Le président colombien, Gustavo Petro, premier chef d'Etat de gauche du pays, s'est insurgé contre ces arrestations annonçant qu'il n'assistera pas à la prestation de serment de M. Maduro.
"Ceci, et d'autres faits, empêchent ma présence personnelle", a déclaré M. Petro sur X. Avec deux millions de migrants, selon les chiffres officiels, la Colombie est le principal pays d'accueil des 8 millions de Vénézuéliens qui ont fui la crise politique et économique.
- "Surmonter la peur" -
M. Gonzalez Urrutia poursuit quant à lui sa tournée internationale. Il est arrivé mercredi à Panama après être passé par l'Argentine, l'Uruguay et les Etats-Unis, où il a rencontré le président Joe Biden et des proches du président élu Donald Trump.
Mercredi, il s'est entretenu avec le président panaméen José Raul Mulino ainsi qu'un groupe d'anciens dirigeants latino-américains.
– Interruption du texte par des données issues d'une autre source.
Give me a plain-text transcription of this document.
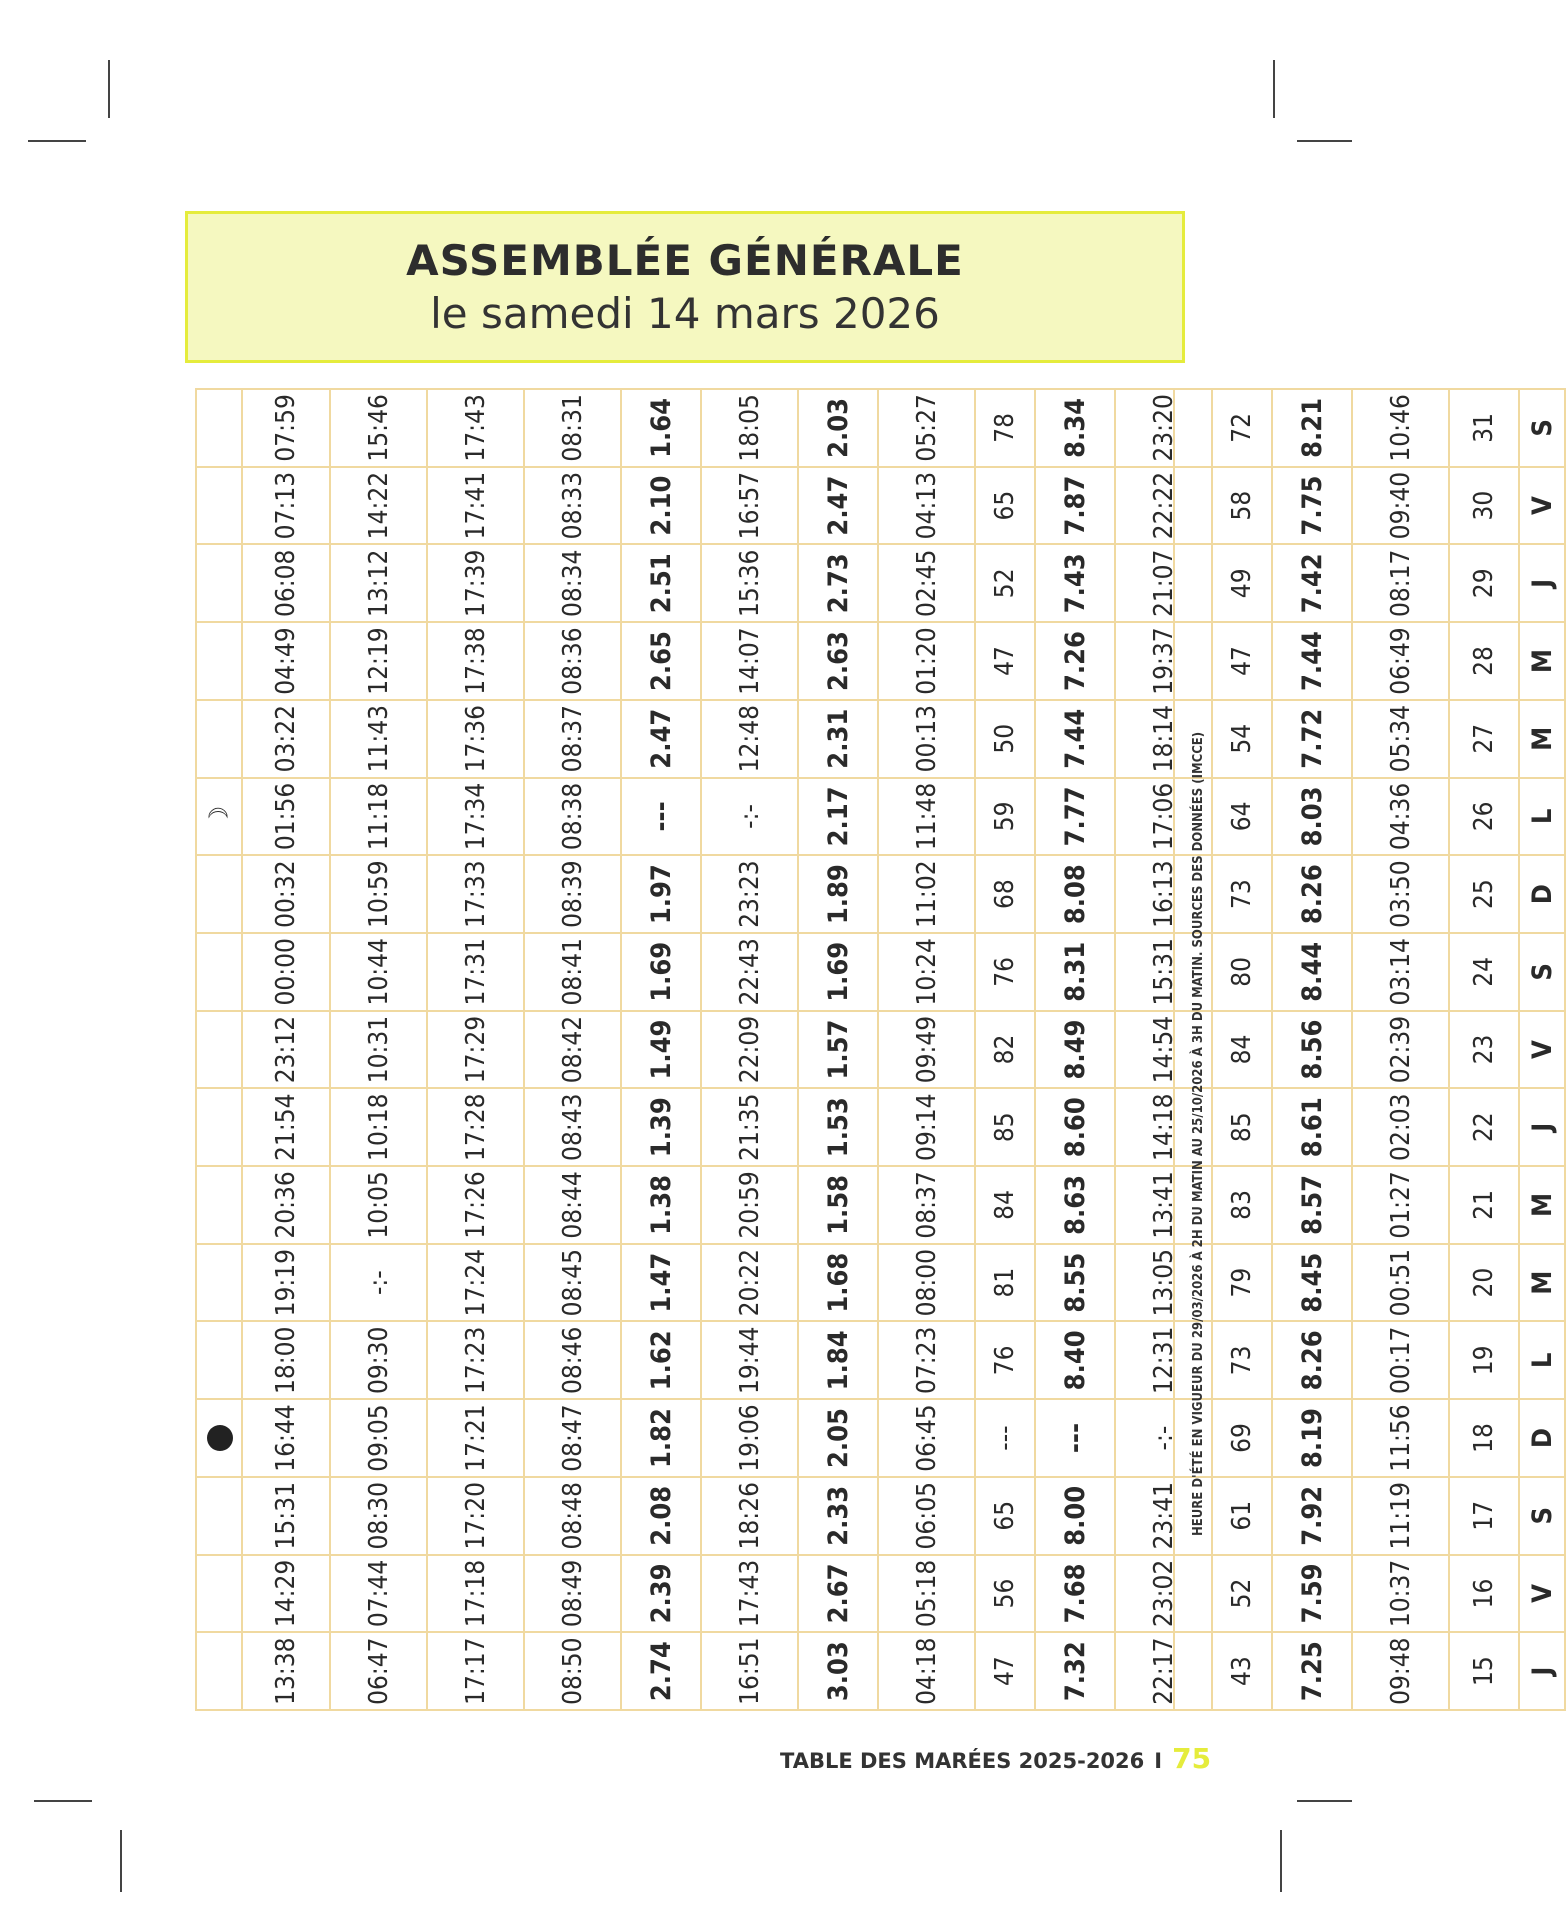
ASSEMBLÉE GÉNÉRALE
le samedi 14 mars 2026
											☽					
13:38	14:29	15:31	16:44	18:00	19:19	20:36	21:54	23:12	00:00	00:32	01:56	03:22	04:49	06:08	07:13	07:59
06:47	07:44	08:30	09:05	09:30	-:-	10:05	10:18	10:31	10:44	10:59	11:18	11:43	12:19	13:12	14:22	15:46
17:17	17:18	17:20	17:21	17:23	17:24	17:26	17:28	17:29	17:31	17:33	17:34	17:36	17:38	17:39	17:41	17:43
08:50	08:49	08:48	08:47	08:46	08:45	08:44	08:43	08:42	08:41	08:39	08:38	08:37	08:36	08:34	08:33	08:31
2.74	2.39	2.08	1.82	1.62	1.47	1.38	1.39	1.49	1.69	1.97	---	2.47	2.65	2.51	2.10	1.64
16:51	17:43	18:26	19:06	19:44	20:22	20:59	21:35	22:09	22:43	23:23	-:-	12:48	14:07	15:36	16:57	18:05
3.03	2.67	2.33	2.05	1.84	1.68	1.58	1.53	1.57	1.69	1.89	2.17	2.31	2.63	2.73	2.47	2.03
04:18	05:18	06:05	06:45	07:23	08:00	08:37	09:14	09:49	10:24	11:02	11:48	00:13	01:20	02:45	04:13	05:27
47	56	65	---	76	81	84	85	82	76	68	59	50	47	52	65	78
7.32	7.68	8.00	---	8.40	8.55	8.63	8.60	8.49	8.31	8.08	7.77	7.44	7.26	7.43	7.87	8.34
22:17	23:02	23:41	-:-	12:31	13:05	13:41	14:18	14:54	15:31	16:13	17:06	18:14	19:37	21:07	22:22	23:20
43	52	61	69	73	79	83	85	84	80	73	64	54	47	49	58	72
7.25	7.59	7.92	8.19	8.26	8.45	8.57	8.61	8.56	8.44	8.26	8.03	7.72	7.44	7.42	7.75	8.21
09:48	10:37	11:19	11:56	00:17	00:51	01:27	02:03	02:39	03:14	03:50	04:36	05:34	06:49	08:17	09:40	10:46
15	16	17	18	19	20	21	22	23	24	25	26	27	28	29	30	31
J	V	S	D	L	M	M	J	V	S	D	L	M	M	J	V	S
HEURE D'ÉTÉ EN VIGUEUR DU 29/03/2026 À 2H DU MATIN AU 25/10/2026 À 3H DU MATIN. SOURCES DES DONNÉES (IMCCE)
TABLE DES MARÉES 2025-2026 I 75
Il doit aussi rencontrer plusieurs ministres des Affaires étrangères latino-américains.
Celui du Panama, Javier Martínez-Acha, a qualifié Maduro de "tyran" et de "candidat vaincu" estimant qu'il devait céder le pouvoir.
"La stratégie de M. Gonzalez Urrutia est de donner de l'élan à la cause de l'opposition et de jouer un rôle de premier plan pour tenter d'augmenter la pression internationale", estime Mariano de Alba, spécialiste en relations internationales.
M. Gonzalez Urrutia, dont la tête est mise à prix pour 100.000 dollars, a envisagé de prendre un avion pour se rendre Caracas accompagné d'un groupe d'anciens présidents dans le but de prendre le pouvoir. "Cet avion (...) doit être traité comme une force étrangère qui tente une invasion", a averti le président du Parlement, Jorge Rodriguez.
Le président socialiste Maduro a été proclamé vainqueur du scrutin avec 52% des voix par le Conseil national électoral (CNE) qui n'a pas rendu publics les procès-verbaux des bureaux de vote, disant avoir été victime d'un piratage informatique jugé peu crédible par de nombreux observateurs.
L'opposition a publié les procès-verbaux fournis par ses scrutateurs et assure que M. Gonzalez Urrutia a obtenu plus de 67% des voix.
La répression des manifestations post-électorales a fait 28 morts, 200 blessés et vu l'arrestation de 2.400 personnes accusées de terrorisme (1.500 environ ont été libérés sur parole).
Dans ce contexte, de nombreux observateurs se demandent si l'opposition est capable de mobiliser ses partisans jeudi et de "surmonter la peur", selon l'expression de Mme Machado.
La dirigeante, qui vit dans la clandestinité depuis cinq mois, a promis de sortir pour ne pas "manquer ce jour historique", assurant que "les jours" de Maduro et de la "tyrannie" sont "comptés".